Rolling Stone magazine has just revised its list of The Best Stand-Up Comics (top 50) and Richard Pryor has risen to #1. Quote:
“As is the case with all great artists, Richard Pryor went through an evolution in his life and work: He survived a disturbing childhood whose scary and colorful personalities shaped the basis of his early act.”
I knew that.
Disturbing childhoods have always provided great material for comedy. While writing my memoir, The Girl with the Black and Blue Doll, A Not-Very-Depressing Memoir of Childhood Depression, I had to pull up dozens of those tragicomic scenes. Wanna know my Top 3?
3. One Christmas, Mummy buys Daddy the ultimate hot new gift, an 8mm Brownie movie camera. After we kids have opened our gifts, she brings it to him in bed (since he never participated in Christmas) and we stand behind her eagerly anticipating his response. What follows is an ominous crack on the wall across from his bed as Daddy propels the camera with a pass Tom Brady would have envied. I was 7.
2. At age 8, I’m finally going to have my first birthday party, on the lawn in front of our farmhouse, and everything is perfect—right down to the monarch butterflies fluttering through my grandmother’s perennial beds. That is, until my grandfather enters the scene, stumbling amidst the guests, raving mad and accusing my mother of dropping me and my siblings off at a movie theater so she can drink in bars. The guests run to their vehicles and flee.

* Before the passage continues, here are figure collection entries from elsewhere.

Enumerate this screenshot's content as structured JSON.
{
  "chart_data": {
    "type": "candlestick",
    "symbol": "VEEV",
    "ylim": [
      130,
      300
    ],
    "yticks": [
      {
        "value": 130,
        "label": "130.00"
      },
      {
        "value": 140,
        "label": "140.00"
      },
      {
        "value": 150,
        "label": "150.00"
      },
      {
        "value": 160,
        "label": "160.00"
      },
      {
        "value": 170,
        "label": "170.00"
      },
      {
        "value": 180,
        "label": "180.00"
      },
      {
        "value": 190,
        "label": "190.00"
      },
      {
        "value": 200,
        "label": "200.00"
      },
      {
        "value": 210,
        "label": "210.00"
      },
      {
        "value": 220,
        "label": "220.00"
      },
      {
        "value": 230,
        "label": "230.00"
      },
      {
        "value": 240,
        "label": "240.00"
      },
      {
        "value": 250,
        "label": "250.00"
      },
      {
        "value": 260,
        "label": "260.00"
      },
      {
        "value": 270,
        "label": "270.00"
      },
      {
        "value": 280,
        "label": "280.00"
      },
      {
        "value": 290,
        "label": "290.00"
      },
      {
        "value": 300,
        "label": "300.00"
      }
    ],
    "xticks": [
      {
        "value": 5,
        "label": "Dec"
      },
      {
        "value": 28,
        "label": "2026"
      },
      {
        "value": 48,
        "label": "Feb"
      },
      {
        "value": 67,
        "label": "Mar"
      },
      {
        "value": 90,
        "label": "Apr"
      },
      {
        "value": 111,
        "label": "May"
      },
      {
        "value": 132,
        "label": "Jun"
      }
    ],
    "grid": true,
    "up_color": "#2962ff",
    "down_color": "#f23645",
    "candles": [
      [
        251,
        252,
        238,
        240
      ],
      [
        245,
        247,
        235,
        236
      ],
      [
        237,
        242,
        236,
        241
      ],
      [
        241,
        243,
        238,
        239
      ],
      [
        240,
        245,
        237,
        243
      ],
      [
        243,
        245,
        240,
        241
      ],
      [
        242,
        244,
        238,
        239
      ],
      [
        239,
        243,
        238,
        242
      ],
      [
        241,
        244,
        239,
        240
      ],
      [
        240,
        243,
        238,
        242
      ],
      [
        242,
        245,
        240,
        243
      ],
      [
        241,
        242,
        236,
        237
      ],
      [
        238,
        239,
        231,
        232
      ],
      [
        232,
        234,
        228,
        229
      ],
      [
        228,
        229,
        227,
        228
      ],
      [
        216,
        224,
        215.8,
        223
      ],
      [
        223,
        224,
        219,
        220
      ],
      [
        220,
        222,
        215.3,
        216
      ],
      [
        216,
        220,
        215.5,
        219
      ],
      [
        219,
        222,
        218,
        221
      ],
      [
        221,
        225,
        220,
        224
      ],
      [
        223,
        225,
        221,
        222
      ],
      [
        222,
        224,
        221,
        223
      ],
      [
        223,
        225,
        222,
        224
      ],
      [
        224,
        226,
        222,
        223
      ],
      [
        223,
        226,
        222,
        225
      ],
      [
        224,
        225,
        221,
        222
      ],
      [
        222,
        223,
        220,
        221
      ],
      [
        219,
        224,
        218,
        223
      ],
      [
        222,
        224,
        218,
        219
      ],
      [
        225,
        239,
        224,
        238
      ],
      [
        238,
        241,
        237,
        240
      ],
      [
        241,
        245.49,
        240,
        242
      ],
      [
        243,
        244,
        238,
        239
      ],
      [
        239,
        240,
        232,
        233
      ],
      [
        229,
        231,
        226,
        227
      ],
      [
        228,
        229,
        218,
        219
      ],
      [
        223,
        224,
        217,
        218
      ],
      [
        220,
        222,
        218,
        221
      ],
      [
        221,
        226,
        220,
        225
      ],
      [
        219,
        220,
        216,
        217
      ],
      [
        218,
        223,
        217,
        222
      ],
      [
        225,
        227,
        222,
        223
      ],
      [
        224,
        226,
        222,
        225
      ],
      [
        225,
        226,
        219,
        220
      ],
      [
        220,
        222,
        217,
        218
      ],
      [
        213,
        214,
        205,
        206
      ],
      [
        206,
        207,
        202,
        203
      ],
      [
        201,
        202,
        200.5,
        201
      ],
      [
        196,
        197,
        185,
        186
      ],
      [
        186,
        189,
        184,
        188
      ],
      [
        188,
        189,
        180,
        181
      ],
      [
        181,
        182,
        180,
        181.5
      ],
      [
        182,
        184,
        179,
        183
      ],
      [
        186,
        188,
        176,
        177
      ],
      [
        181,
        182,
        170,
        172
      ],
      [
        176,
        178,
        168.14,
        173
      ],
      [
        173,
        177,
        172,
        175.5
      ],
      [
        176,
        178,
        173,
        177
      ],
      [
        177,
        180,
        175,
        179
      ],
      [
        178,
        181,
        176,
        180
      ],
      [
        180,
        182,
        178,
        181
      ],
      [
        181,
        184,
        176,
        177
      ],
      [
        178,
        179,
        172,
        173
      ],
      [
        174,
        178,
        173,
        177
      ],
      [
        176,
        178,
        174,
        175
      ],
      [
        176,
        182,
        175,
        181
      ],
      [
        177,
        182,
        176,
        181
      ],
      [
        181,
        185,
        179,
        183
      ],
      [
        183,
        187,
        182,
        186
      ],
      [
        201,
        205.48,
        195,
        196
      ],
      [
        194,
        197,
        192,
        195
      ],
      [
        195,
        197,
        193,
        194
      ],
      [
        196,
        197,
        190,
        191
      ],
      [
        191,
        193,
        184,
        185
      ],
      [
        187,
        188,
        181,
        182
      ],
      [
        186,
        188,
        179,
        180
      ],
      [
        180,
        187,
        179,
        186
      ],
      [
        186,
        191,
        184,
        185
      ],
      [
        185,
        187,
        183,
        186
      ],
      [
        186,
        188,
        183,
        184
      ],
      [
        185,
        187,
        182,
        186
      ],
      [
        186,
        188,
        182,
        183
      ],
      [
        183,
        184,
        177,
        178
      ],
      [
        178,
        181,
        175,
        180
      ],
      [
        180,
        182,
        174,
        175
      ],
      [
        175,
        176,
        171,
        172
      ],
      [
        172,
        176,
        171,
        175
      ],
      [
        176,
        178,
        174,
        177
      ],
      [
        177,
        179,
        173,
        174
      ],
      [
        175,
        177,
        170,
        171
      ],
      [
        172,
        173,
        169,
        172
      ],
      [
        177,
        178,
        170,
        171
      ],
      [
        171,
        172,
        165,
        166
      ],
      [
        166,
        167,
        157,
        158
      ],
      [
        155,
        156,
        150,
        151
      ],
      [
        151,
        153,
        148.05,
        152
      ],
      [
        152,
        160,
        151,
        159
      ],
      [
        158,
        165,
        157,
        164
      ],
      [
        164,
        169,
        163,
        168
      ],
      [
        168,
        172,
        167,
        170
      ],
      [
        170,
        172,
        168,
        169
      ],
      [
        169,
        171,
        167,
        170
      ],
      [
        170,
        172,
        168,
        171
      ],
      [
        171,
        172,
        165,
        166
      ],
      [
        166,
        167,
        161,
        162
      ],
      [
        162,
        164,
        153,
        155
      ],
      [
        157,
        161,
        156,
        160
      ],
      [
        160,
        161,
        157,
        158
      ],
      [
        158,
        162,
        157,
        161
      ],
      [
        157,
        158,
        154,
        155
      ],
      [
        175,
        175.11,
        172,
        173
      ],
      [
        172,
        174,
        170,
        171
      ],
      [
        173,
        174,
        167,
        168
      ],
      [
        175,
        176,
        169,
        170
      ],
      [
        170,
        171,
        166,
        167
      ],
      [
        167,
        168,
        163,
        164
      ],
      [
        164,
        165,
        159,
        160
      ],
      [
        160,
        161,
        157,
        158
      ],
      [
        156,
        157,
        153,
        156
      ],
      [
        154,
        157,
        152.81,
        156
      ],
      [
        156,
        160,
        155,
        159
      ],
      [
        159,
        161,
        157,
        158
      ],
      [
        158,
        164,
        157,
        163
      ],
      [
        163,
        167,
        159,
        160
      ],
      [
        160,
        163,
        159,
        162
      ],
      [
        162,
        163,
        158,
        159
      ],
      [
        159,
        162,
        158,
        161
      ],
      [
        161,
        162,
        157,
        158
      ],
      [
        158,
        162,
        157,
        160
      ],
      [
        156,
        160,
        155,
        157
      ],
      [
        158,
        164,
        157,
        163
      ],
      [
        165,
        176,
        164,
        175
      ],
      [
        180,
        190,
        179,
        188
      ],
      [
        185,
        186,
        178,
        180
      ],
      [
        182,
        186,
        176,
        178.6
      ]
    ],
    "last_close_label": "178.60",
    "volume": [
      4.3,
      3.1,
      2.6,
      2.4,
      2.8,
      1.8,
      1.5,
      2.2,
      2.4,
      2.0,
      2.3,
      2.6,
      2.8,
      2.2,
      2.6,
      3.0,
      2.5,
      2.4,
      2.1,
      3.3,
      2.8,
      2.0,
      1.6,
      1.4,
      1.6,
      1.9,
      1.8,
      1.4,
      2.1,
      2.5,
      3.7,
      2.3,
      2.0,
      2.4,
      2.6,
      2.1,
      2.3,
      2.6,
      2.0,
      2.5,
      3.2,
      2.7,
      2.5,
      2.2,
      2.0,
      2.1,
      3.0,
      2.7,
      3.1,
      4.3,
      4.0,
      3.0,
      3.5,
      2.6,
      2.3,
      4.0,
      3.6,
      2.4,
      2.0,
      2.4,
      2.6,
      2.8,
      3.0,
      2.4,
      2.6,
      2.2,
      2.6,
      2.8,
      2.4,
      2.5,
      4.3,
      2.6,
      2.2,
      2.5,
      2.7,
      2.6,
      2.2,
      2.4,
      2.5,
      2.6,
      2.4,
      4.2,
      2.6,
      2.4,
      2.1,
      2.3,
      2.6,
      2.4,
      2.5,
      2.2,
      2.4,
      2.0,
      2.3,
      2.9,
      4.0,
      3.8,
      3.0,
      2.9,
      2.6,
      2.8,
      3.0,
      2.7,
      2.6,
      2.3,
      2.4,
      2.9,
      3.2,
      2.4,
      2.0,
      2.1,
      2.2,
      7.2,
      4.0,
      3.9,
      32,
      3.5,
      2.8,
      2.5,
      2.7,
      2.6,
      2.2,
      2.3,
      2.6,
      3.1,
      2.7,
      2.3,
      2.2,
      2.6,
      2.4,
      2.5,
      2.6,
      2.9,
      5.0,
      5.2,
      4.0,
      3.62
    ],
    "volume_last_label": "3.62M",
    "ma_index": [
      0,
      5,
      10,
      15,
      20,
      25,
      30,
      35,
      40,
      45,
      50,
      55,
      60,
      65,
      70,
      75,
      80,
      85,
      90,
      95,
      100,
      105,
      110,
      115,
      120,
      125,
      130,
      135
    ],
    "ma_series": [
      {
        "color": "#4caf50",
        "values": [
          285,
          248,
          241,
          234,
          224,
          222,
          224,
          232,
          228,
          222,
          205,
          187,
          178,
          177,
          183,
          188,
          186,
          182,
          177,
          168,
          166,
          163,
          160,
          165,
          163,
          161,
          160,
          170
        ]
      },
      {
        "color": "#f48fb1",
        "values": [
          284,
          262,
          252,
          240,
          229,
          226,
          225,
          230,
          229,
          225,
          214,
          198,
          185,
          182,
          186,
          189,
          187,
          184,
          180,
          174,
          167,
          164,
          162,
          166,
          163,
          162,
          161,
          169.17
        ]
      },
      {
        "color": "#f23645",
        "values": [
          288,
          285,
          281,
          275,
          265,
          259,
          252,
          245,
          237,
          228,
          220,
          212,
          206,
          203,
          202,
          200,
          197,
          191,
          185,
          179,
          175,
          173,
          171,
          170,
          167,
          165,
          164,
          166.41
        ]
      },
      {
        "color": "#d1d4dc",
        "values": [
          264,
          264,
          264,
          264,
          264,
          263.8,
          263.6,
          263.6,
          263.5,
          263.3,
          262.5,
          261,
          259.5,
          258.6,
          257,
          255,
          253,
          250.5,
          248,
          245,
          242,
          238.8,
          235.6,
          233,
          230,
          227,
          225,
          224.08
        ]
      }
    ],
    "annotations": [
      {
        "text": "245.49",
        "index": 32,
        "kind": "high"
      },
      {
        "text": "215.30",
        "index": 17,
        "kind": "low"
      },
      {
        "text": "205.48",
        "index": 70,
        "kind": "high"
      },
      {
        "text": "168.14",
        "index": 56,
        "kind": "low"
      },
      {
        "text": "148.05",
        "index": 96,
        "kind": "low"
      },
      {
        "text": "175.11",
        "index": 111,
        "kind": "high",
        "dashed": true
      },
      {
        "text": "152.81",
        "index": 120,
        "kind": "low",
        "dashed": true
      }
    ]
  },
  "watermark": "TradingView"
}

1. Daddy’s ’49 Plymouth coupe—with 9-year-old me in the back seat—loses its breaks on the steepest hill in Worcester, Massachusetts, the one heading down Route 9 to Shrewsbury with the heaviest traffic in the city on Saturday mornings. And guess what? It’s all my fault. I was a jinx.
I wish I could say this is fiction, but—hey—I survived. LOL.
Yes. LOL. Laughing Out Loud!
Once you survive the tragedy, you have to celebrate the comedy.
In writing my memoir, I was careful to make it uplifting. We’re told to give the readers a protagonist to root for. At the end, I checked off the chapters in a spreadsheet, marking each one as either “happy” or “sad”. I was pleased to see that my memoir’s content was equally divided between the up and down moments.
The “sad” scenes were more like WTF scenes, and that’s good. We all have to have something to motivate us in life, right?
I would have preferred a few more happy chapters, but, all in all, it makes good comedy. If this writer gig doesn’t work out, I can always try stand-up.